L’indignation n’est toujours pas retombée au Cameroun, plusieurs jours après la diffusion sur les réseaux sociaux, d’une vidéo insoutenable attribuée à l’armée et où l’on voit des militaires exécuter froidement des femmes et des enfants. Et ce, malgré le fait que le gouvernement a démenti que ces horribles actes aient été commis par l’armée. Cette vidéo n’est la première à choquer: avec la crise sécuritaire dans les régions anglophones, Twitter et Facebook notamment sont devenus les canaux de diffusion de photos et vidéos tout aussi violentes et dégradantes.
Au mois de mai dernier, une vidéo présentant des gendarmes exerçant des violences sur un milicien séparatiste avait déjà fuité sur les réseaux sociaux : on y voyait un homme couché dans la boue, les mains liées dans le dos par des menottes ; un gendarme le frappe sur la plante des pieds avec le côté plat de la lame d’une machette ; un autre gendarme monte sur la tête du supplicié avec ses chaussures militaires.
La vague d’indignation qu’avait suscitée la diffusion de cette vidéo avait amené le gouvernement à admettre pour la première fois des exactions des forces de sécurité en zone anglophone notamment et à annoncer l’ouverture d’une enquête.
Quelques jours plus tard pourtant, une autre vidéo dévoilait une scène montrant deux jeunes femmes encadrées par quatre militaires, forcée de ramper dans la boue sur plusieurs dizaines de mètres, toujours en zone anglophone.
De la difficulté à authentifier les images
Les sécessionnistes ne sont pas en reste : ces derniers ont diffusé plusieurs photos de décapitations, souvent sur des civils présentés comme des traîtres à leur cause.
Il n’est cependant pas aisé de dater ou d’authentifier ces photos et vidéos. Le gouvernement a ainsi cru épingler les sécessionnistes dans une vidéo qui laissait voir une scène de cannibalisme : vérification faite, il s’agissait d’une scène extraite d’un film nigérian.
Ainsi la vidéo montrant de présumés militaires exécutant des civilscontinue de faire réagir la classe politique. Au QG du parti de Me Akere Muna, candidat à la présidentielle d’octobre et actuel vice-président de Transparency international au Cameroun, c’est l’indignation. Voir de telles exécutions sommaires sur le sol camerounais, si elles sont avérées, nous a choqué, nous déclare son porte-parole, Paul Mahel, interrogé par RFI. « On espère que le gouvernement va diligenter une enquête, qu’elle sera rendue publique et que… s’il était avéré que c’était en territoire camerounais et avec des soldats camerounais, ceux-ci soient châtiés avec la dernière sévérité. »
Pour Amnesty pas de doute: ce sont bien des militaires camerounais
Amnesty International affirme que les hommes armés exécutant deux femmes et leurs enfants dans cette vidéo devenue virale sur Internet sont bien des militaires camerounais. L’ONG dit avoir réuni des «preuves crédibles» qui l’attestent. Dans un communiqué publié hier (jeudi), l’ONG précise encore que la vidéo a été tournée dans le nord du pays où l’armée camerounaise est engagée contre les jihadistes de Boko Haram.
Ilaria Allegrozi, chercheuse spécialiste de la région du lac Tchad pour Amnesty International à Londres demande qu’une enquête indépendante et crédible soit menée. « Nous avons mené des analyses approfondies des armes, des dialogues et des uniformes qu’on voit dans la vidéo, avec des techniques de vérifications numériques et des témoignages sur le terrain. Et tout cela suggère fortement que ceux qui ont perpétré ces exécutions sont des soldats camerounais. En termes d’armes utilisées par exemple… c’est dur de se tromper.
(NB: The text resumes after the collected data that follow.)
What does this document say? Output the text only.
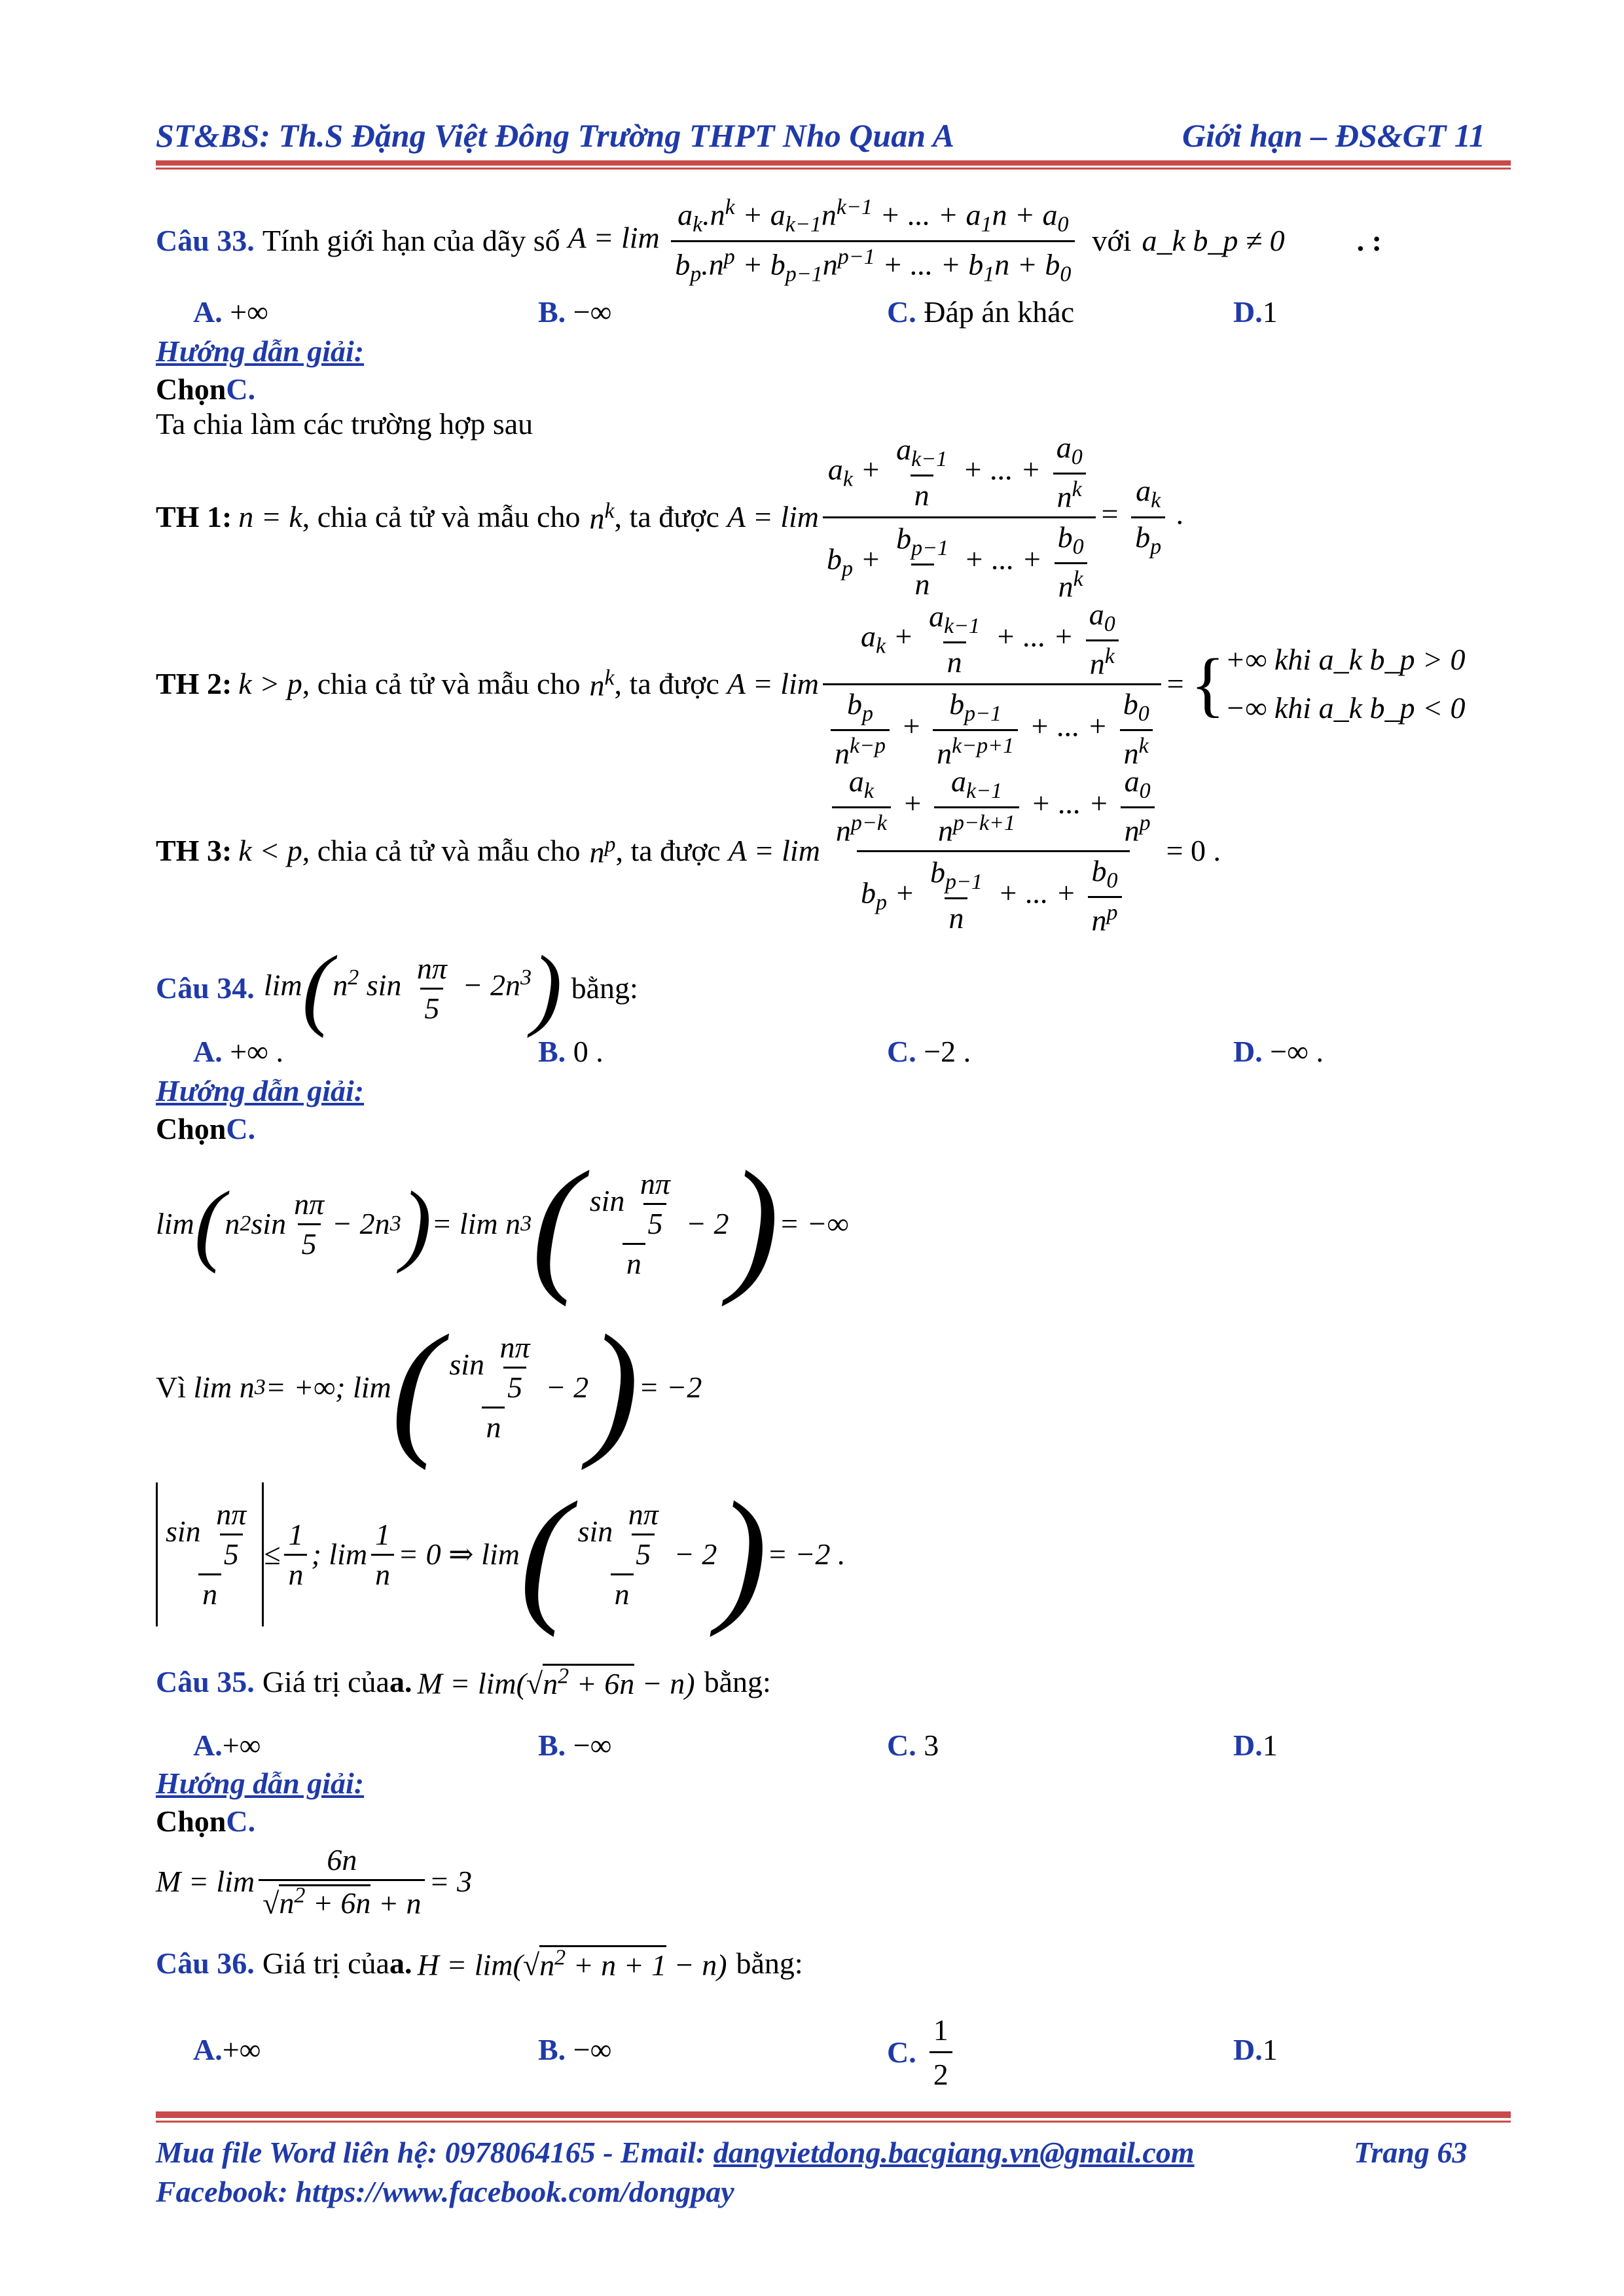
ST&BS: Th.S Đặng Việt Đông Trường THPT Nho Quan A	Giới hạn – ĐS&GT 11
Câu 33. Tính giới hạn của dãy số $A = \lim \frac{a_k.n^k + a_{k-1}n^{k-1} + ... + a_1n + a_0}{b_p.n^p + b_{p-1}n^{p-1} + ... + b_1n + b_0}$ với a_k b_p ≠ 0 . :
A. +∞	B. −∞	C. Đáp án khác	D.1
Hướng dẫn giải:
ChọnC.
Ta chia làm các trường hợp sau
TH 1: n = k , chia cả tử và mẫu cho $n^k$ , ta được $A = \lim \frac{a_k + \frac{a_{k-1}}{n} + ... + \frac{a_0}{n^k}}{b_p + \frac{b_{p-1}}{n} + ... + \frac{b_0}{n^k}} = \frac{a_k}{b_p}$ .
TH 2: k > p , chia cả tử và mẫu cho $n^k$ , ta được $A = \lim \frac{a_k + \frac{a_{k-1}}{n} + ... + \frac{a_0}{n^k}}{\frac{b_p}{n^{k-p}} + \frac{b_{p-1}}{n^{k-p+1}} + ... + \frac{b_0}{n^k}}$ = { +∞ khi a_k b_p > 0
−∞ khi a_k b_p < 0
TH 3: k < p , chia cả tử và mẫu cho $n^p$ , ta được $A = \lim \frac{\frac{a_k}{n^{p-k}} + \frac{a_{k-1}}{n^{p-k+1}} + ... + \frac{a_0}{n^p}}{b_p + \frac{b_{p-1}}{n} + ... + \frac{b_0}{n^p}} = 0$ .
Câu 34. $\lim(n^2$ $\sin \frac{n\pi}{5} - 2n^3$) bằng:
A. +∞ .	B. 0 .	C. −2 .	D. −∞ .
Hướng dẫn giải:
ChọnC.
lim ( n 2 $\sin \frac{n\pi}{5} - 2n$ 3 ) = lim n 3 ( $\frac{\sin \frac{n\pi}{5}}{n} - 2$ ) = −∞
Vì lim n 3 = +∞; lim ( $\frac{\sin \frac{n\pi}{5}}{n} - 2$ ) = −2
$\frac{\sin \frac{n\pi}{5}}{n} \le \frac{1}{n}$ ; $\lim \frac{1}{n} = 0$ ⇒ lim ( $\frac{\sin \frac{n\pi}{5}}{n} - 2$ ) = −2 .
Câu 35. Giá trị của a. $M = \lim(√n^2 + 6n - n)$ bằng:
A.+∞	B. −∞	C. 3	D.1
Hướng dẫn giải:
ChọnC.
$M = \lim \frac{6n}{√n^2 + 6n + n} = 3$
Câu 36. Giá trị của a. $H = \lim(√n^2 + n + 1 - n)$ bằng:
A.+∞	B. −∞	C. $\frac{1}{2}$	D.1
Mua file Word liên hệ: 0978064165 - Email: dangvietdong.bacgiang.vn@gmail.com	Trang 63
Facebook: https://www.facebook.com/dongpay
La vidéo montre vraiment clairement des uniformes utilisés par l’armée camerounaise et des armes qui concordent avec celles de l’armée camerounaise.»
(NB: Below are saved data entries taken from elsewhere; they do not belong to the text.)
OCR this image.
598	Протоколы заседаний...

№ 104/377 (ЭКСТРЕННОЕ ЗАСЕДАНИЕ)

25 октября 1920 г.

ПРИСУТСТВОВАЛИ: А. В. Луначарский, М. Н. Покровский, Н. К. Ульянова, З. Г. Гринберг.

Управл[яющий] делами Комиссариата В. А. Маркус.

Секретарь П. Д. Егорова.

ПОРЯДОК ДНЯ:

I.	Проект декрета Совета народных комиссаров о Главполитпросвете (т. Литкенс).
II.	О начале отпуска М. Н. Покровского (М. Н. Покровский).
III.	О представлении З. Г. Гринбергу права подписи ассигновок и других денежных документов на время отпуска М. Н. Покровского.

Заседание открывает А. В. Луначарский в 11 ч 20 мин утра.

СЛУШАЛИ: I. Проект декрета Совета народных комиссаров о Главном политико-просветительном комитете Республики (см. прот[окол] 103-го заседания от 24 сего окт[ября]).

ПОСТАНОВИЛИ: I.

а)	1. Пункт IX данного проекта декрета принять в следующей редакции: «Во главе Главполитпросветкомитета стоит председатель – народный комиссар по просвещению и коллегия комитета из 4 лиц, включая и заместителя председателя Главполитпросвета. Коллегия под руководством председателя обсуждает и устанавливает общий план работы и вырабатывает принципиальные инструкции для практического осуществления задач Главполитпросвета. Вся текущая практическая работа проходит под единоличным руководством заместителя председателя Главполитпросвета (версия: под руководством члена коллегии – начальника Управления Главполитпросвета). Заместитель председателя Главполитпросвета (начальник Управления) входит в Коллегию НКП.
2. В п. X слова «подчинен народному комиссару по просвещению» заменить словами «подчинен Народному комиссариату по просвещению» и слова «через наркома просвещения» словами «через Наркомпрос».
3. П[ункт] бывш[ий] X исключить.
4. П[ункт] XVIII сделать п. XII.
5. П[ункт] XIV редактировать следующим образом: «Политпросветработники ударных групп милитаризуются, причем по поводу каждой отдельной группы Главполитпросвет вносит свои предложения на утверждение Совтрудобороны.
En termes de paysage, nous avons pu déterminer que la vidéo a été filmée dans la zone de Mayo Tsanaga, dans l’extrême nord du Cameroun.
Et aussi ce qui est choquant dans cette vidéo, c’est que les soldats peuvent être identifiés ! Parmi les soldats visibles sur la vidéo, il y a un soldat de second rang qui est appelé par un autre « Cobra » et un autre caporal chef appelé « Tsho-tsho »… Et ces noms veulent dire que ce groupe peut être identifié.»
► à (re)lire: Cameroun: Amnesty International alerte sur la situation en zone anglophone
Le gouvernement déclare avoir ouvert une enquête
Rappelons que mercredi, le gouvernement camerounais a déclaré avoir ouvert une enquête, mais le ministre de la Communication Issa Tchiroma Bakary a qualifié la vidéo de «fake news» et «d’horrible trucage», affirmant que les militaires ne sont pas camerounais et que les faits filmés ne se déroulent pas au Cameroun.